French Breakfast Radishes
Radish is a Greek word meaning "fast appearing." And like many varieties of radishes, this mild flavored heirloom grows very quickly and can be ready for harvest 20-30 days after planting!
The radish is an edible root vegetable of the Brassicaceae family that was domesticated in Europe, in pre-Roman times. They are grown and consumed throughout the world. Radishes have numerous varieties, varying in size, color and duration of required cultivation time. Radish can sprout from seed to small plant in as little as 3 days.
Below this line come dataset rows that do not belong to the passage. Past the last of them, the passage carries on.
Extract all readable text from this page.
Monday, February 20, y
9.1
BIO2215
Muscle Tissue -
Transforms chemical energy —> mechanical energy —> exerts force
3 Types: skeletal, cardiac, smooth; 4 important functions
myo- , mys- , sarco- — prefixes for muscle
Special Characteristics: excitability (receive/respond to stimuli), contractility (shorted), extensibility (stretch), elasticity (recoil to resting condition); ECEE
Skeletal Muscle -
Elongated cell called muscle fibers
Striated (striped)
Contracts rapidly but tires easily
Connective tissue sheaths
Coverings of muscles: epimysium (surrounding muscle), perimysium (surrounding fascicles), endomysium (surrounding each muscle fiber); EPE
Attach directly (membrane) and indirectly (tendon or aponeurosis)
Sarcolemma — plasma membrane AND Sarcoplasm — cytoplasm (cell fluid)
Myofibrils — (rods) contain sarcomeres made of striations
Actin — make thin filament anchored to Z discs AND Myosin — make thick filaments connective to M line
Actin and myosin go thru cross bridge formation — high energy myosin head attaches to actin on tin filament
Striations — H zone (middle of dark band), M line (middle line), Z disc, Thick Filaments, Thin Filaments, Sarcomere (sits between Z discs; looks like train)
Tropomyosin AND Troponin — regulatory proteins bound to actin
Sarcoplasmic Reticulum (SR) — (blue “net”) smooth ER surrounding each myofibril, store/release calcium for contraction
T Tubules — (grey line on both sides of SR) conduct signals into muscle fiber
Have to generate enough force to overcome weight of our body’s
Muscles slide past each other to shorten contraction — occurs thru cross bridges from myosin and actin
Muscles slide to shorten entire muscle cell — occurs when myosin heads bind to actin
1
The most commonly eaten portion is the root of the radish, although the entire plant is edible and the tops can be used as a leaf vegetable. It can also be eaten as a sprout. The bulb of the radish is usually eaten raw, although tougher specimens can be steamed. The raw flesh has a crisp texture and a pungent, peppery flavor, caused by glucosinolates and the enzyme myrosinase which combine when chewed to form allyl isothiocyanates, also present in mustard, horseradish, and wasabi. Radish leaves are sometimes used in recipes, like potato soup or as a sauteed side dish. They are also found to benefit homemade juices; some recipes even calling for them in fruit based mixtures. Radishes may be used in salads, as well as in many European dishes.
Cut off the greens and scrub radishes just before you plan to eat them. Small radishes can be served whole or chopped. Radishes are most commonly used in a green salad or added to plates for garnishes. Grate red radishes into pasta or bean salads for a slightly different taste and texture. Red radishes are great for adding color to a veggie tray.
To store radishes with their tops in a plastic bag in the refrigerator.